The death toll has risen to at least 3,000 following one of the largest quakes recorded in the region

Collapsed building
Rescue workers and volunteers conduct search and rescue operations in the rubble of a collasped building in Diyarbakir, Turkey.  ILYAS AKENGIN / Contributor via Getty Images

A massive 7.8-magnitude earthquake struck Turkey and Syria on Monday morning, killing at least 3,000 people and injuring thousands more. It was the worst earthquake in Turkey since 1999 and one of the strongest recorded in the region in a century. Casualties are expected to rise as rescuers continue to dig through rubble for survivors.

The initial tremor struck near the south-central Turkish city of Gaziantep at 4:17 a.m. local time. Thousands of buildings across both countries collapsed to the ground.

“It was like the apocalypse,” Abdul Salam al-Mahmoud, a Syrian in the northern town of Atareb, tells Reuters’ Mert Ozkan and Kinda Makieh. “It’s bitterly cold and there’s heavy rain, and people need saving.”

Dozens of aftershocks followed the first earthquake, including an unusually strong 7.5-magnitude tremor that hit 60 miles north of the first in Turkey, just nine hours later. Both large quakes were picked up on seismographs as far away as Denmark and Greenland, along with many of the aftershocks. 

Turkey sits in one of the world’s most active earthquake zones. In 2020 alone, the country recorded 33,000 quakes, 332 of which were magnitudes 4.0 and higher, writes Saumya Kalia for The Hindu.

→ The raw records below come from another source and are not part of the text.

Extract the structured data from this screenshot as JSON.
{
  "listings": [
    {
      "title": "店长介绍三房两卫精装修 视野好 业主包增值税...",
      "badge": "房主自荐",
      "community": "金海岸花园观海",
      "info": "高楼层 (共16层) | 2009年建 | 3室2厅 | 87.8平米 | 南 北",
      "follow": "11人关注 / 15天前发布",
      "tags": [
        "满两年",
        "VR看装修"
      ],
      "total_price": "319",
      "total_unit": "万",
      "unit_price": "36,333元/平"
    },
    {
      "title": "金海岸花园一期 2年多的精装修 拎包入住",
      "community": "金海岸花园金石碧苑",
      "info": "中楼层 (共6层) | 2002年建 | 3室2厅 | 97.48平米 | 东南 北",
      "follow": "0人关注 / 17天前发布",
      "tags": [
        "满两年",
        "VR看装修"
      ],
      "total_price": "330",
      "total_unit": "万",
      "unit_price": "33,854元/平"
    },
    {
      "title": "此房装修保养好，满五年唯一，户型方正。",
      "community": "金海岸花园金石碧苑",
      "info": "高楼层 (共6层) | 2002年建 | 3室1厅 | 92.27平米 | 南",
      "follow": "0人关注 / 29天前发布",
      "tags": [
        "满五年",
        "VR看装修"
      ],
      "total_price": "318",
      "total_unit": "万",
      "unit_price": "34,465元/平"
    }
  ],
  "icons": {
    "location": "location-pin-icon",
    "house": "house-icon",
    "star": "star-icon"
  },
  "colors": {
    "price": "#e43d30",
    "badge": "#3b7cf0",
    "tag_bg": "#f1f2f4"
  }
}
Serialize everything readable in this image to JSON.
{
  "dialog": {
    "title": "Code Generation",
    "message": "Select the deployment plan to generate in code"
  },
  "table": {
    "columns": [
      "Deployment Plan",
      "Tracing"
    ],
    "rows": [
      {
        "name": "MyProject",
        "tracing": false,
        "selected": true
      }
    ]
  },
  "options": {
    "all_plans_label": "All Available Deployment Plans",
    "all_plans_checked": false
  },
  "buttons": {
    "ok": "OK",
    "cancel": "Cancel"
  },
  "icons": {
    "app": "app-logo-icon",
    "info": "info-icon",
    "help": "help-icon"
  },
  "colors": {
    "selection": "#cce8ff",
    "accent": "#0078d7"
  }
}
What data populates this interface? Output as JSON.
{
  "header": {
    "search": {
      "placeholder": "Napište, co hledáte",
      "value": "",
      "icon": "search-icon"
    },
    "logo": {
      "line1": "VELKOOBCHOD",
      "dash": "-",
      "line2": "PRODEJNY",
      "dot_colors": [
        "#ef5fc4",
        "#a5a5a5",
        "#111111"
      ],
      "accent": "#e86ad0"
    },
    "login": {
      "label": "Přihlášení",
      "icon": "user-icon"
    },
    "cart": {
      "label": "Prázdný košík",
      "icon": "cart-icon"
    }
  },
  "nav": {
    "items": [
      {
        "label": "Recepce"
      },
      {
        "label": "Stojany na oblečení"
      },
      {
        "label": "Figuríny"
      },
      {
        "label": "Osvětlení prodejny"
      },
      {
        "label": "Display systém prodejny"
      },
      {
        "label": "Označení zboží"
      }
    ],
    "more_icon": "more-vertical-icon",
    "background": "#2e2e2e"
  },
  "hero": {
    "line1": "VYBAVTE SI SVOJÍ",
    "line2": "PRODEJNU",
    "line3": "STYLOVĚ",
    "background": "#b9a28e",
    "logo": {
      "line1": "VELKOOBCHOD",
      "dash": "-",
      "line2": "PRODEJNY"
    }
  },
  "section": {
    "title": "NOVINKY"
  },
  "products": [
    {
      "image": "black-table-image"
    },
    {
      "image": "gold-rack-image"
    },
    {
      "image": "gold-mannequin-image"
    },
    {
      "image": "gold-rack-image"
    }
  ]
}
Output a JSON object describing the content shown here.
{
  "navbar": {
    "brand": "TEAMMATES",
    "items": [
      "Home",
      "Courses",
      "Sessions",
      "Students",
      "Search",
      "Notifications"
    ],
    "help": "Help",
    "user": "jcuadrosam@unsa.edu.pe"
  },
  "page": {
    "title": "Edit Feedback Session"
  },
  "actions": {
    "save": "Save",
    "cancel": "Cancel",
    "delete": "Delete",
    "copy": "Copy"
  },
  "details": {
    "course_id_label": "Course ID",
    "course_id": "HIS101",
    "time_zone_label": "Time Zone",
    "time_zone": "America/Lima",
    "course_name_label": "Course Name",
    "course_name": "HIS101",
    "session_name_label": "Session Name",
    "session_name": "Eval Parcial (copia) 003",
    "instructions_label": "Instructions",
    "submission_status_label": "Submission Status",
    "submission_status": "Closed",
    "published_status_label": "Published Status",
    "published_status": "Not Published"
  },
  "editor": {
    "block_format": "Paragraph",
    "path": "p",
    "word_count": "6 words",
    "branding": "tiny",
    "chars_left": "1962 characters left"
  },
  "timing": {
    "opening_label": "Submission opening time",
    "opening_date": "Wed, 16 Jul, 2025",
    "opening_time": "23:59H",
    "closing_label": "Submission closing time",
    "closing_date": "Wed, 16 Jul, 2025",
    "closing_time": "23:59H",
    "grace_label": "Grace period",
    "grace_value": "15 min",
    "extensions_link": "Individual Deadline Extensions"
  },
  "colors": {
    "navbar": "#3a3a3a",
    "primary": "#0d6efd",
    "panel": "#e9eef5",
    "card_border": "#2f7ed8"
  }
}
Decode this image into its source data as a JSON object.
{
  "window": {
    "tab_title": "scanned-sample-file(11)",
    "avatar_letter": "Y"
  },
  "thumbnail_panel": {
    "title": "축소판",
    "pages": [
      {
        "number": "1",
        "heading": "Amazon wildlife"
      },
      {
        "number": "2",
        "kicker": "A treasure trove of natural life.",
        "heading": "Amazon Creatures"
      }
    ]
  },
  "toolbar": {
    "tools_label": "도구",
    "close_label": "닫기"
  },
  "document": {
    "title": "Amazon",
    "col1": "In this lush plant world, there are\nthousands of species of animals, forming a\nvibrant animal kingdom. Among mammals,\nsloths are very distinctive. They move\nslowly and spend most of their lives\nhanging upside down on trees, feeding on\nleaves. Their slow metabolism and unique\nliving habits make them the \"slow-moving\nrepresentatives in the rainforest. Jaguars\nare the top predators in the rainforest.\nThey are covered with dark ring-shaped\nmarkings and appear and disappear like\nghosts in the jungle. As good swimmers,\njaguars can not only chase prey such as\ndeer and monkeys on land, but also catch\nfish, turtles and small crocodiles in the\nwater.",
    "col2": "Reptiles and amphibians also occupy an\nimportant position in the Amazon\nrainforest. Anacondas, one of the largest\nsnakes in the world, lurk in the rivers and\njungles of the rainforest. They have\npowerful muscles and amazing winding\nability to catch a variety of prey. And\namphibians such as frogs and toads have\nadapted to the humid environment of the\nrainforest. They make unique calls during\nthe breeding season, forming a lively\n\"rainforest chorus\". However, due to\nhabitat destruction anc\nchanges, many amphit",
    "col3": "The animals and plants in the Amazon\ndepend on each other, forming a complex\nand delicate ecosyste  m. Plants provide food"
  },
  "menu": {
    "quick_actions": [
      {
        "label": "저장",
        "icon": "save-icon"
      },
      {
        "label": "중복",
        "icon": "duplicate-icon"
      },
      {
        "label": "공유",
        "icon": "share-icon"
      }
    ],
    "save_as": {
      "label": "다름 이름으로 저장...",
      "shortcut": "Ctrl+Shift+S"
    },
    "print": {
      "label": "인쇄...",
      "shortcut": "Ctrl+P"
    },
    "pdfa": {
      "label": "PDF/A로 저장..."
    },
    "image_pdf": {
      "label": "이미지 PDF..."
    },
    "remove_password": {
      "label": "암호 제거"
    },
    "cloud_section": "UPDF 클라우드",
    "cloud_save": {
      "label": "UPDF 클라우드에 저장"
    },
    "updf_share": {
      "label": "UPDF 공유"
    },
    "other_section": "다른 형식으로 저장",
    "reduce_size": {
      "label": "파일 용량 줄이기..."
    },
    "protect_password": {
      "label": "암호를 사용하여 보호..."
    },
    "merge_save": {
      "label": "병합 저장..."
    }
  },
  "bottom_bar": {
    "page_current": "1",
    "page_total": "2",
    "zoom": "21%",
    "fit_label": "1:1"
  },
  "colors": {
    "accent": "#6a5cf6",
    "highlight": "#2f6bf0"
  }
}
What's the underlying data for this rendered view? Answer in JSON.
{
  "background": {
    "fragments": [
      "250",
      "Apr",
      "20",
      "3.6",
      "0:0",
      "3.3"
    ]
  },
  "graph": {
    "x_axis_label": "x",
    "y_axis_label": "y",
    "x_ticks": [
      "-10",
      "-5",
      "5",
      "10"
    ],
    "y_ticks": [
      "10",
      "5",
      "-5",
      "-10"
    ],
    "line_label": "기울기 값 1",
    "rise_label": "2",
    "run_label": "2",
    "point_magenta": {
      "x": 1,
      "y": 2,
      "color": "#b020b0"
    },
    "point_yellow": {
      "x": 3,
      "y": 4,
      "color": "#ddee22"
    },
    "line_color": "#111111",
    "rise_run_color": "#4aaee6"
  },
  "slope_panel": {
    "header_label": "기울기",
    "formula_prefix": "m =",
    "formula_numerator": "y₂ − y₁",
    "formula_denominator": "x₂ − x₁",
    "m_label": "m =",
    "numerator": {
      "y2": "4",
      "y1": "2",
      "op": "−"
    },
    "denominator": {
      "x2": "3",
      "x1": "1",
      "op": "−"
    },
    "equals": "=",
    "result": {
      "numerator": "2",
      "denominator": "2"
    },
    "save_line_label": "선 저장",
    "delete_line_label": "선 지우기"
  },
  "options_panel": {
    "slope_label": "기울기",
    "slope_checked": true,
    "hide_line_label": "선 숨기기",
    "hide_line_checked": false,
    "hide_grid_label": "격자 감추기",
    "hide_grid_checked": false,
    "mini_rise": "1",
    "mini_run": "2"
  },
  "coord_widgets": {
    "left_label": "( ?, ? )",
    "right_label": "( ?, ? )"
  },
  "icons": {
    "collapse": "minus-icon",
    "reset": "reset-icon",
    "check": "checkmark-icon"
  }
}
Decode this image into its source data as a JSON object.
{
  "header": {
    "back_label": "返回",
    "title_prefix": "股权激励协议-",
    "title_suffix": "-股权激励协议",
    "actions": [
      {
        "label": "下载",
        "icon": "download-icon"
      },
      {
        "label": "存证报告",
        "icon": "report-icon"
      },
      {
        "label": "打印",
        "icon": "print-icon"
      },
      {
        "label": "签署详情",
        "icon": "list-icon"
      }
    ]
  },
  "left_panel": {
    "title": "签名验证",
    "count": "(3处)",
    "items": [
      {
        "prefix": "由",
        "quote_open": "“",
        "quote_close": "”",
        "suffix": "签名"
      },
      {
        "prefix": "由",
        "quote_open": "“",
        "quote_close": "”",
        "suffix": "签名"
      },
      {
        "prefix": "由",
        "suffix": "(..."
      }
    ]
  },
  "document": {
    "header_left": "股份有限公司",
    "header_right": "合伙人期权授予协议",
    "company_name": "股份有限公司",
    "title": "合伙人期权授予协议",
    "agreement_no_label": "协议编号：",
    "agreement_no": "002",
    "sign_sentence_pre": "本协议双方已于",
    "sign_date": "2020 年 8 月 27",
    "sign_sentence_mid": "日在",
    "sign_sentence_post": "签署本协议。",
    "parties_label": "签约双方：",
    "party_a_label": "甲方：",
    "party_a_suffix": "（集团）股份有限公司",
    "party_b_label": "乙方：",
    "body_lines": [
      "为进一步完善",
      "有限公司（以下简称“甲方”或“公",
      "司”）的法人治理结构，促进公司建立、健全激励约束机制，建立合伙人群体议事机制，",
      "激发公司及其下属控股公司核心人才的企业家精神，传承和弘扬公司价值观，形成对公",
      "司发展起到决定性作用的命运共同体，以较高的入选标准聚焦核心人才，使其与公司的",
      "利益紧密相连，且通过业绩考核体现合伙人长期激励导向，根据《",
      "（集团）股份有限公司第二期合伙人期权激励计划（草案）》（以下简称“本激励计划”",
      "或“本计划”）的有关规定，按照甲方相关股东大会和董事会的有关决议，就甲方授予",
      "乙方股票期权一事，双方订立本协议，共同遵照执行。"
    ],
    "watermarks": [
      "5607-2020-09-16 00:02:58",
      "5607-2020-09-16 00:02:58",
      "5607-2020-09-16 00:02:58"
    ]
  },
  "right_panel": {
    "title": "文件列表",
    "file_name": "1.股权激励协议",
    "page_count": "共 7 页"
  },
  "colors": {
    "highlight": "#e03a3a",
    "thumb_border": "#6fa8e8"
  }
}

“This area is where three tectonic plates come together—it’s a triple junction,” Alex Hatem, a geologist with the USGS in Golden, Colorado, tells the Wall Street Journal’s Eric Niiler. “It has not had a lot of seismic activity in the recent past, however it is an area where a lot of stress builds up over time.”

Two major fault lines cross through Turkey, which lies on top of the Anatolian Plate. Monday’s quake occurred along the East Anatolian Fault, located on the border of the Anatolian and Arabian plates from eastern Turkey into the Mediterranean. It’s known as a strike-slip fault, which means the two plates slide past each other horizontally. It is a seismically active area, but this event was especially devastating.

“Since I live in an earthquake zone, I am used to being shaken,” Melisa Salman, a reporter based in Kahramanmaraş, Turkey, tells the AFP. “But that was the first time we have ever experienced anything like that. … We thought it was the apocalypse.”

Meanwhile in Syria, years of civil war have already displaced millions of people, and airstrikes had left infrastructure fragile before the quake. 

“Anywhere else in the world, this would be an emergency,” Mark Kaye, a spokesman for the International Rescue Committee, tells the New York Times’ Raja Abdulrahim. “What we have in Syria is an emergency within an emergency.”

Turkish President Recep Tayyip Erdogan declared a national mourning period of seven days following the disaster. Dozens of countries, including the United States, have offered up aid as rescue teams work swiftly to find and treat survivors. 

“Our teams are deploying quickly to begin to support Turkish search and rescue efforts and address the needs of those injured and displaced by the earthquake,” President Biden said in a statement, per Politico’s Kelly Garrity. “U.S.-supported humanitarian partners are also responding to the destruction in Syria.”